United States Coast Guard
- Use: Other
- Proportion: 5:4
- Adopted: January 28, 1964
- Design: A white field with a dark blue U.S. Great Seal. The shield on the eagle's breast has a blue chief over vertical red and white stripes. Inscribed in an arc above the eagle is "UNITED STATES COAST GUARD"; below the eagle is "SEMPER PARATUS" and beneath that are the Arabic numerals "1790".
- Designed by: United States Coast Guard

= Flag of the United States Coast Guard =

The flag of the United States Coast Guard is white with a dark blue Great Seal of the United States; the shield on the eagle's breast has a blue chief over vertical red and white stripes. Inscribed in an arc above the eagle is "UNITED STATES COAST GUARD"; below the eagle is the Coast Guard motto, "SEMPER PARATUS" ("Always Ready") and beneath that in Arabic numerals is "1790" (the year in which the service's ancestor, the U.S. Revenue Cutter Service, was founded). All inscriptions on the flag are in dark blue typeface.

==History==
The origins of the Coast Guard standard are very obscure. One theory states that it might have evolved from an early jack. There is at least one contemporary painting supporting this theory. In an 1840 painting, the Revenue cutter Alexander Hamilton flies a flag very similar to that of today's Coast Guard as a jack. This flag, like the union jack, appears to be the canton or upper corner of the Revenue cutter ensign.

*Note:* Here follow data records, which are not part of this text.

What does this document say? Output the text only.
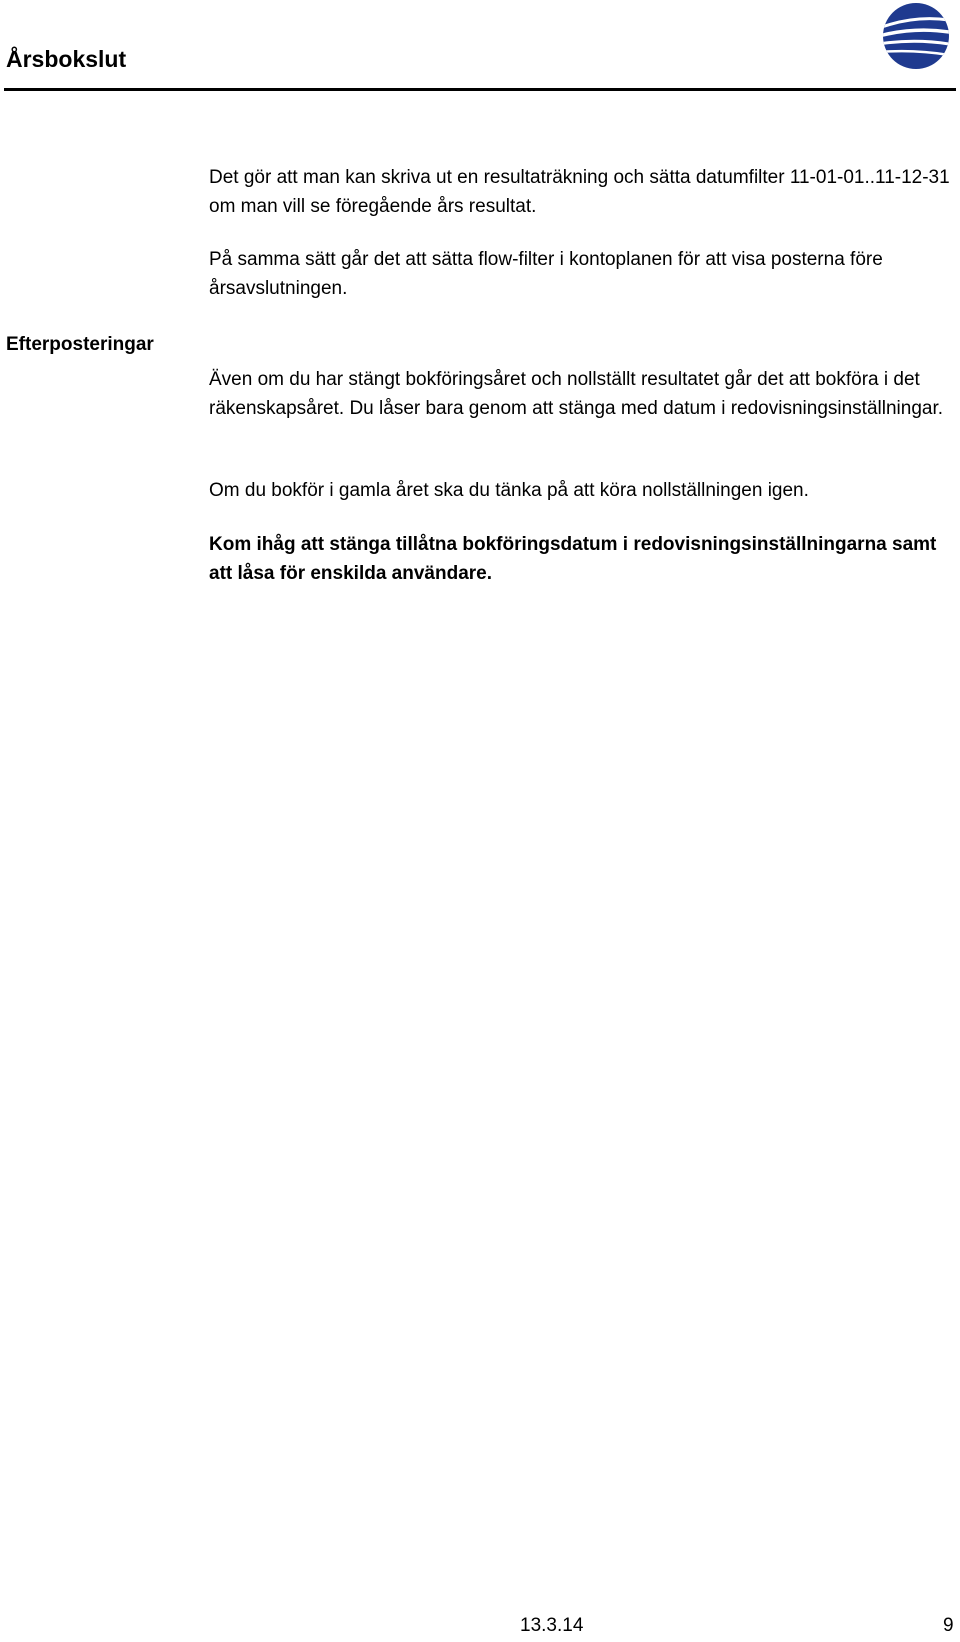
Årsbokslut

Det gör att man kan skriva ut en resultaträkning och sätta datumfilter 11-01-01..11-12-31 om man vill se föregående års resultat.

På samma sätt går det att sätta flow-filter i kontoplanen för att visa posterna före årsavslutningen.

Efterposteringar

Även om du har stängt bokföringsåret och nollställt resultatet går det att bokföra i det räkenskapsåret. Du låser bara genom att stänga med datum i redovisningsinställningar.

Om du bokför i gamla året ska du tänka på att köra nollställningen igen.

Kom ihåg att stänga tillåtna bokföringsdatum i redovisningsinställningarna samt att låsa för enskilda användare.

13.3.14	9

An illustration in 1917 shows the Coast Guard standard as a white flag with a blue eagle and 13 stars in a semicircle surrounding it. Later, the words, "United States Coast Guard-- Semper Paratus" were added.

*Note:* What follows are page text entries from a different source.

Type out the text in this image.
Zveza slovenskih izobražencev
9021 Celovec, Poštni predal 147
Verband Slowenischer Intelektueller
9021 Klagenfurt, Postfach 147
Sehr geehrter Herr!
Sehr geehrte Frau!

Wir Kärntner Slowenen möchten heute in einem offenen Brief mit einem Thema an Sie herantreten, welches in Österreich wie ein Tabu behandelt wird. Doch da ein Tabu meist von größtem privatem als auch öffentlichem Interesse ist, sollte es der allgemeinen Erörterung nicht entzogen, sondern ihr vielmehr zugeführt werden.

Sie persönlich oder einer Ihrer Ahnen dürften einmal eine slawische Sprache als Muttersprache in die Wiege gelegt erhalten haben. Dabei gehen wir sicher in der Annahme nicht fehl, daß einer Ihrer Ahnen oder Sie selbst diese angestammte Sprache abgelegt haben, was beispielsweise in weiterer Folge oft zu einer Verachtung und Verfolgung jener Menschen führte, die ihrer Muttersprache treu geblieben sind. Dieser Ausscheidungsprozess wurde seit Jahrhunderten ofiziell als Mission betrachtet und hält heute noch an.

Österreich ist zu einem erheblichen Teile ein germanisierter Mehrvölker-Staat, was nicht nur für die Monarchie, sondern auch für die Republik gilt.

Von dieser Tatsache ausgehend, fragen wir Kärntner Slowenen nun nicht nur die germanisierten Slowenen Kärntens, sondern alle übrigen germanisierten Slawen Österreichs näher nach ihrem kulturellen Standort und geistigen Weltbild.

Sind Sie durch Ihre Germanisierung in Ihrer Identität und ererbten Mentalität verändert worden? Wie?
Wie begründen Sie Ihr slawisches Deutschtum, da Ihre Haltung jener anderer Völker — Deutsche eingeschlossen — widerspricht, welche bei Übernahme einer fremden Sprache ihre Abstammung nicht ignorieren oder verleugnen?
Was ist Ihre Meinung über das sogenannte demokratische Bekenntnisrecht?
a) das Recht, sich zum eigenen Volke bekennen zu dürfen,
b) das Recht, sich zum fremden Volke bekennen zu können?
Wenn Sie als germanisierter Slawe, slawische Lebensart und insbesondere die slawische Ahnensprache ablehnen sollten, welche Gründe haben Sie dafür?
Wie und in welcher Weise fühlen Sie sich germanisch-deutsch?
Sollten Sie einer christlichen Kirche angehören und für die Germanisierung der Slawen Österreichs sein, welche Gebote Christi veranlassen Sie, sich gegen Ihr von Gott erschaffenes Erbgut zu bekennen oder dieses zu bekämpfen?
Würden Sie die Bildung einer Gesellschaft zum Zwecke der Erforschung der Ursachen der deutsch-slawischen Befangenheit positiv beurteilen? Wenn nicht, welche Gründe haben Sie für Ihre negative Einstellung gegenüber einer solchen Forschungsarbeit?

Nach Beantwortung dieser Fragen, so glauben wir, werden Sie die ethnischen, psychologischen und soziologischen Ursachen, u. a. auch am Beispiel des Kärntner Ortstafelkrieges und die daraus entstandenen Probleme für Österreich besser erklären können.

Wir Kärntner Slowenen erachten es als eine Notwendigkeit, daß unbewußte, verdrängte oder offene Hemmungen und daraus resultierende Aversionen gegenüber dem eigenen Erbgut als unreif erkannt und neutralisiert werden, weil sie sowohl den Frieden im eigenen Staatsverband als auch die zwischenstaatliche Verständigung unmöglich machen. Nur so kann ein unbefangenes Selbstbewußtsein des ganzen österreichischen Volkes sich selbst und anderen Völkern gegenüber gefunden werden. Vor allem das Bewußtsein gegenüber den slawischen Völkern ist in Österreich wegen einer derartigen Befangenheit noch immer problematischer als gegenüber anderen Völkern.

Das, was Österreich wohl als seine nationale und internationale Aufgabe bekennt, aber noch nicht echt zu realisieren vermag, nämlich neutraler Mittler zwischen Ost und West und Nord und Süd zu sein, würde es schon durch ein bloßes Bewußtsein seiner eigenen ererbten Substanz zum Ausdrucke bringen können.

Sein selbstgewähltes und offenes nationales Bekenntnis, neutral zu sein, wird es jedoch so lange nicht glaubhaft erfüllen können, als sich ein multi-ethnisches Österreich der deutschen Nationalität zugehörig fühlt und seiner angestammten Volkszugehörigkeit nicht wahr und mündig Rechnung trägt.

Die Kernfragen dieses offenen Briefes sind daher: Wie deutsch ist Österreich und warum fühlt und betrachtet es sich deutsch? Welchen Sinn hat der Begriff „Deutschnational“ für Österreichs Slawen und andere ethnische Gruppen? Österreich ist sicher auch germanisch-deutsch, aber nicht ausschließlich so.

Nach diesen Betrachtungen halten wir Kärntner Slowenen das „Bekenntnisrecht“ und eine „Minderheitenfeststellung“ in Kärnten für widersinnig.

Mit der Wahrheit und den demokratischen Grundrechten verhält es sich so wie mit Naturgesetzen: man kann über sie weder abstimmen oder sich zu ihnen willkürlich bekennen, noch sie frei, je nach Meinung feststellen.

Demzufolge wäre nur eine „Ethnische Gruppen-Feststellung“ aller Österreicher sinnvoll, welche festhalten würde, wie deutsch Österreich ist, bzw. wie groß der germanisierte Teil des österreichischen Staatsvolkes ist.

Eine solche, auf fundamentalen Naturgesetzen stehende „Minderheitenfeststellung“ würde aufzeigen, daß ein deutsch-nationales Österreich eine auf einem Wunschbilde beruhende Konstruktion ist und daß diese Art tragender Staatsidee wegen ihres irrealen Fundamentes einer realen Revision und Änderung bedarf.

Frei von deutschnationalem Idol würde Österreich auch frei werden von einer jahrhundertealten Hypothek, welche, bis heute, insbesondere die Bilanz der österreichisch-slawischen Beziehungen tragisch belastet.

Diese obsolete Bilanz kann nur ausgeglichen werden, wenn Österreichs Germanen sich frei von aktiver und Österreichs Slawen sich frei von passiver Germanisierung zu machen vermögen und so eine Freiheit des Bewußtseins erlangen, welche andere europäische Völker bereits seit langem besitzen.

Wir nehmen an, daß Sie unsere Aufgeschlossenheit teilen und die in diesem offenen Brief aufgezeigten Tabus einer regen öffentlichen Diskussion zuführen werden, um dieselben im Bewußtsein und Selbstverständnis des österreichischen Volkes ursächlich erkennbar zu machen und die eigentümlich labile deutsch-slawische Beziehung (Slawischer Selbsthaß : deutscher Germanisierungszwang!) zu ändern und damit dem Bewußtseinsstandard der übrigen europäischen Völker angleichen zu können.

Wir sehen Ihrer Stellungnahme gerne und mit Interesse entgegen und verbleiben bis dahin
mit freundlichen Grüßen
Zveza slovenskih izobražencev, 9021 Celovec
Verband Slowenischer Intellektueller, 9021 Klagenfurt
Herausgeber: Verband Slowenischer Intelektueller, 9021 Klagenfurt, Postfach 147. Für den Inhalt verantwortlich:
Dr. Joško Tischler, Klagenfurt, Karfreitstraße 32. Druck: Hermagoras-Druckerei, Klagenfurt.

After 1950, the semicircle of stars was changed to the circle containing 13 stars. The Coast Guard standard is used during parades and ceremonies and is adorned by the Coast Guard's 34 battle streamers. The Coast Guard is unique to the other services for it has two official flags, the Coast Guard standard and the Coast Guard ensign.

The current flag was officially adopted on January 28, 1964.

==Coast Guard ensign==

The U.S. Coast Guard's ensign, flown from its ships.

The Coast Guard ensign was first flown by the Revenue Cutter Service in 1799 to distinguish revenue cutters from merchant ships. The order stated the Ensign would be "16 perpendicular stripes, alternate red and white, the union of the ensign to be the arms of the United States in a dark blue on a white field." The number of stripes was chosen because there were 16 states in the United States at the time.

The purpose of the flag is to allow ship captains to easily recognize those vessels having legal authority to stop and board them. This flag is flown only as a symbol of law enforcement authority and is never carried as a parade standard.